En el fatigante recurso a criminalizar al adversario que el “petrismo” y el “uribismo” emplean, el centro tiene la oportunidad de proponer un estilo deliberativo decente y cordial capaz de alcanzar acuerdos programáticos con amplios sectores políticos.
En Colombia se están dando los elementos para un salto al abismo del populismo. A la sostenida popularidad de líderes con rasgos mesiánicos que viene acompañada por una narrativa defendida por sus seguidores, basada en el revanchismo, se ha unido ahora un profundo desencanto con la democracia que alcanza niveles nunca antes vistos. Todo ello ocurre en un contexto de profunda crisis social e institucional agravada por la pandemia de la COVID-19. Aunque se había advertido que esto pasaría, los dirigentes han preferido entretenerse con una epidemiología de ocasión convirtiendo la repetición de lugares comunes sanitarios en consignas de gobierno.
Pero es un hecho: el populismo que puede venir en 2022 será duro o blando, pero será. Salvo que el centro político sea capaz de encontrar una agenda convincente y convocante. Un olvidado humanista europeo del siglo XVI podría aportar algunas ideas útiles para este fin.
El populismo duro de la Colombia Humana (CH)
La entrevista de Vicky Dávila a Gustavo Petro en Semana mostró el empobrecimiento al que ha llegado nuestro debate público, otra comprobación, por si hiciera falta, de que los clicks son los soberanos de la agenda mediática. De un lado, el interrogado, un político del establecimiento que aunque lleva 30 años ocupando cargos públicos niega que en Colombia exista una democracia y se muestra tan anti-sistema que uno casi llega a olvidar que ha sido concejal (1984-1986), asesor de la Gobernación de Cundinamarca (1990-1991), agregado diplomático en Bruselas (1994-1996), representante a la Cámara (1998-2006), senador (2006-2010), alcalde de Bogotá (2012-2016) y que va por su tercera candidatura a la Presidencia (2010, 2018 y 2022).
Del otro lado, una curtida periodista cuyo tono y estilo no tienen otro propósito que confirmar sus prejuicios mediante el predecible arrinconamiento, quizás porque hace tiempo que en Colombia se confunde la patanería con la sagacidad periodística.

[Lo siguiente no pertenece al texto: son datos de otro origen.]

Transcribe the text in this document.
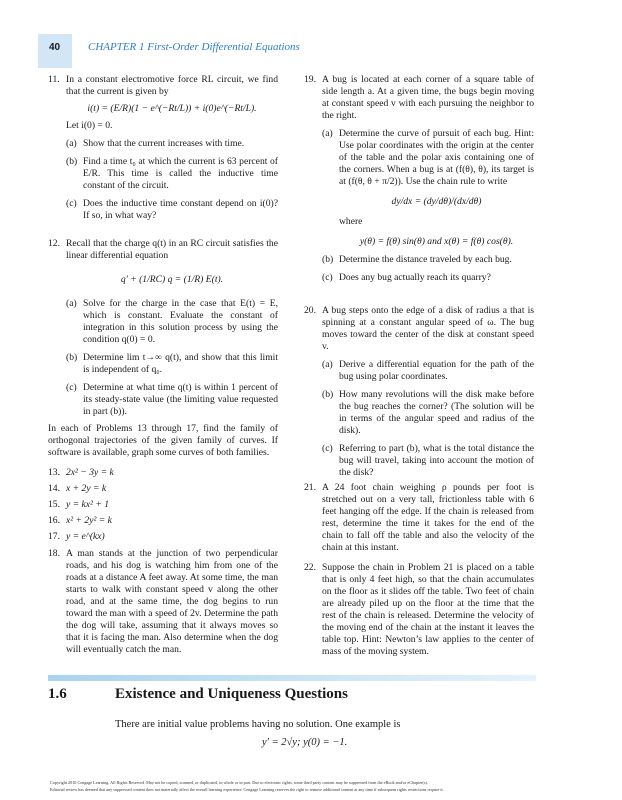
40	CHAPTER 1 First-Order Differential Equations
11. In a constant electromotive force RL circuit, we find that the current is given by
i(t) = (E/R)(1 − e^(−Rt/L)) + i(0)e^(−Rt/L).
Let i(0) = 0.
(a) Show that the current increases with time.
(b) Find a time t₀ at which the current is 63 percent of E/R. This time is called the inductive time constant of the circuit.
(c) Does the inductive time constant depend on i(0)? If so, in what way?
12. Recall that the charge q(t) in an RC circuit satisfies the linear differential equation
q′ + (1/RC) q = (1/R) E(t).
(a) Solve for the charge in the case that E(t) = E, which is constant. Evaluate the constant of integration in this solution process by using the condition q(0) = 0.
(b) Determine lim t→∞ q(t), and show that this limit is independent of q₀.
(c) Determine at what time q(t) is within 1 percent of its steady-state value (the limiting value requested in part (b)).
In each of Problems 13 through 17, find the family of orthogonal trajectories of the given family of curves. If software is available, graph some curves of both families.
13. 2x² − 3y = k
14. x + 2y = k
15. y = kx² + 1
16. x² + 2y² = k
17. y = e^(kx)
18. A man stands at the junction of two perpendicular roads, and his dog is watching him from one of the roads at a distance A feet away. At some time, the man starts to walk with constant speed v along the other road, and at the same time, the dog begins to run toward the man with a speed of 2v. Determine the path the dog will take, assuming that it always moves so that it is facing the man. Also determine when the dog will eventually catch the man.
19. A bug is located at each corner of a square table of side length a. At a given time, the bugs begin moving at constant speed v with each pursuing the neighbor to the right.
(a) Determine the curve of pursuit of each bug. Hint: Use polar coordinates with the origin at the center of the table and the polar axis containing one of the corners. When a bug is at (f(θ), θ), its target is at (f(θ, θ + π/2)). Use the chain rule to write
dy/dx = (dy/dθ)/(dx/dθ)
where
y(θ) = f(θ) sin(θ) and x(θ) = f(θ) cos(θ).
(b) Determine the distance traveled by each bug.
(c) Does any bug actually reach its quarry?
20. A bug steps onto the edge of a disk of radius a that is spinning at a constant angular speed of ω. The bug moves toward the center of the disk at constant speed v.
(a) Derive a differential equation for the path of the bug using polar coordinates.
(b) How many revolutions will the disk make before the bug reaches the corner? (The solution will be in terms of the angular speed and radius of the disk).
(c) Referring to part (b), what is the total distance the bug will travel, taking into account the motion of the disk?
21. A 24 foot chain weighing ρ pounds per foot is stretched out on a very tall, frictionless table with 6 feet hanging off the edge. If the chain is released from rest, determine the time it takes for the end of the chain to fall off the table and also the velocity of the chain at this instant.
22. Suppose the chain in Problem 21 is placed on a table that is only 4 feet high, so that the chain accumulates on the floor as it slides off the table. Two feet of chain are already piled up on the floor at the time that the rest of the chain is released. Determine the velocity of the moving end of the chain at the instant it leaves the table top. Hint: Newton’s law applies to the center of mass of the moving system.
1.6	Existence and Uniqueness Questions
There are initial value problems having no solution. One example is
y′ = 2√y; y(0) = −1.
Copyright 2010 Cengage Learning. All Rights Reserved. May not be copied, scanned, or duplicated, in whole or in part. Due to electronic rights, some third party content may be suppressed from the eBook and/or eChapter(s).
Editorial review has deemed that any suppressed content does not materially affect the overall learning experience. Cengage Learning reserves the right to remove additional content at any time if subsequent rights restrictions require it.
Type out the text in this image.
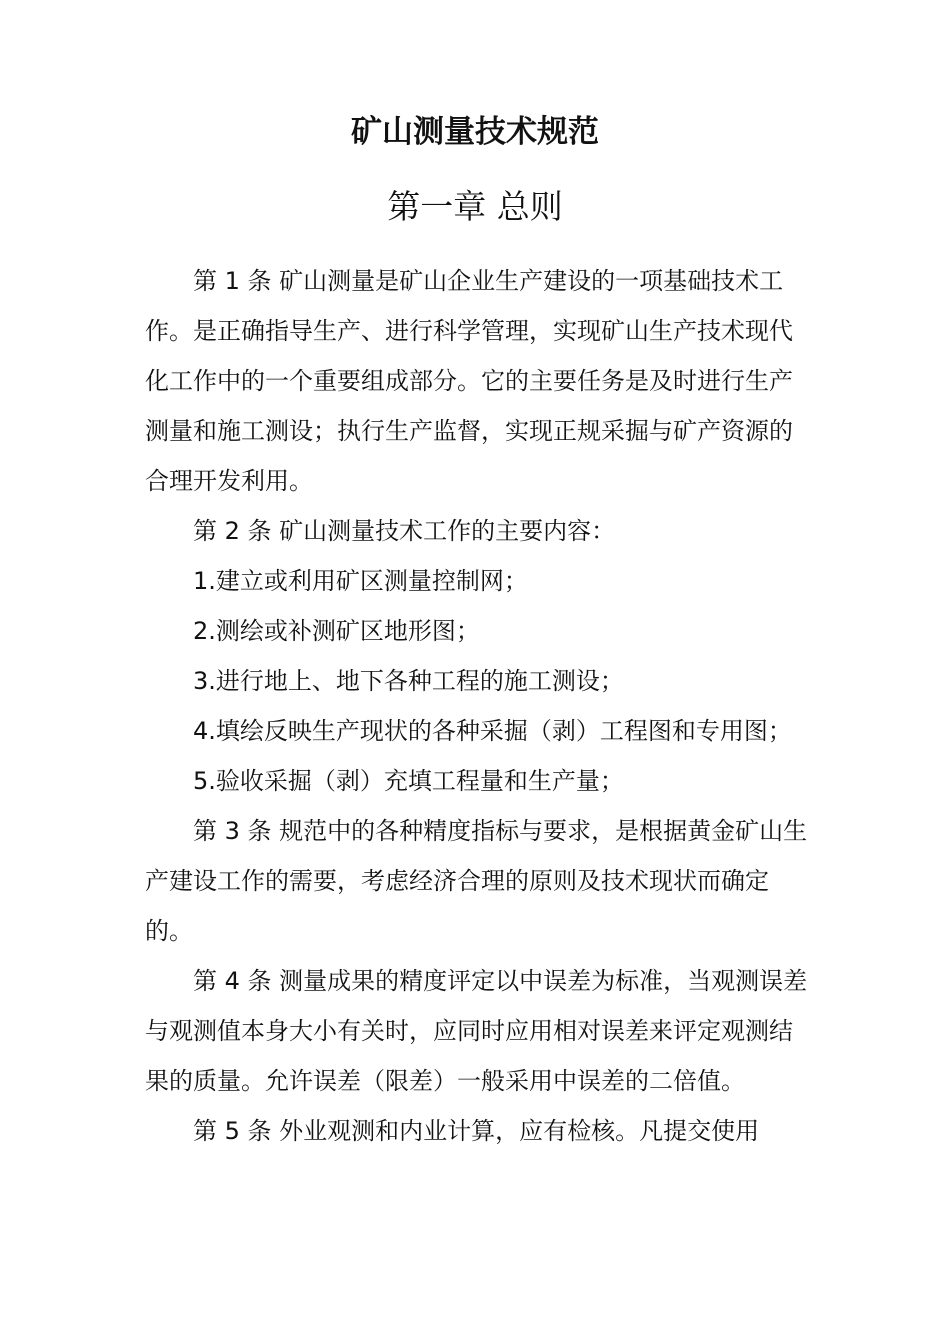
矿山测量技术规范
第一章 总则

第 1 条 矿山测量是矿山企业生产建设的一项基础技术工作。是正确指导生产、进行科学管理，实现矿山生产技术现代化工作中的一个重要组成部分。它的主要任务是及时进行生产测量和施工测设；执行生产监督，实现正规采掘与矿产资源的合理开发利用。

第 2 条 矿山测量技术工作的主要内容：

1.建立或利用矿区测量控制网；

2.测绘或补测矿区地形图；

3.进行地上、地下各种工程的施工测设；

4.填绘反映生产现状的各种采掘（剥）工程图和专用图；

5.验收采掘（剥）充填工程量和生产量；

第 3 条 规范中的各种精度指标与要求，是根据黄金矿山生产建设工作的需要，考虑经济合理的原则及技术现状而确定的。

第 4 条 测量成果的精度评定以中误差为标准，当观测误差与观测值本身大小有关时，应同时应用相对误差来评定观测结果的质量。允许误差（限差）一般采用中误差的二倍值。

第 5 条 外业观测和内业计算，应有检核。凡提交使用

La entrevista cumplió su objetivo: indignó a unos, envalentonó a los otros. Y es que, entretener e indignar parece ser el guión de la gran prensa; los actores, quienes cumplan ambas funciones; el telón es la información, aunque bien podría ser simplemente el nombre del teatro.
Ahora bien, que la narrativa de Gustavo Petro y Gustavo Bolívar —quien como colofón de la entrevista publicó el artículo “Paramilitares y guerrilleros en la historia”— se base en cuestionables argumentos históricos o en diatribas dignas de personero de colegio es casi anecdótico si no fuera por sus consecuencias, es decir, por la justificación de la lucha armada en un país que conoce de sobra sus efectos.
Y aunque la intelligentsia de la Colombia Humana sostiene que la lucha armada ya no se justifica (según Bolívar porque el idealismo y la ira revolucionaria se puede plasmar ahora en hashtags y según Petro porque al M-19 le debemos la política de paz), el silogismo que dejan a su paso sigue intacto:
Premisa mayor: Colombia es hoy un régimen político cerrado.
Premisa menor: La insurgencia se justificaba en un régimen político cerrado.
Conclusión: En Colombia se justifica hoy la insurrección.
Romantizar la lucha armada en una democracia es el anuncio de un futuro quiebre de las reglas de juego. Supone la advertencia de que no se quiere gobernar las instituciones sino romperlas desde dentro o quizás, sustituirlas. Petro tiene razón en que los guerrilleros no fueron simples hampones: ciertamente se organizaron bajo una plataforma política e ideológica que no necesita ninguna banda de apartamenteros. Pero es muy cuestionable que hayan sido revolucionarios netos en un país en el que ha existido una democracia ininterrumpida desde 1957. El M-19, por su parte, constituye una de las transiciones más exitosas a nuestra vida democrática reciente. Luego la reivindicación de la rebeldía del eme 30 años después es tan anacrónica como sintomática de los coqueteos del líder de CH con la violencia.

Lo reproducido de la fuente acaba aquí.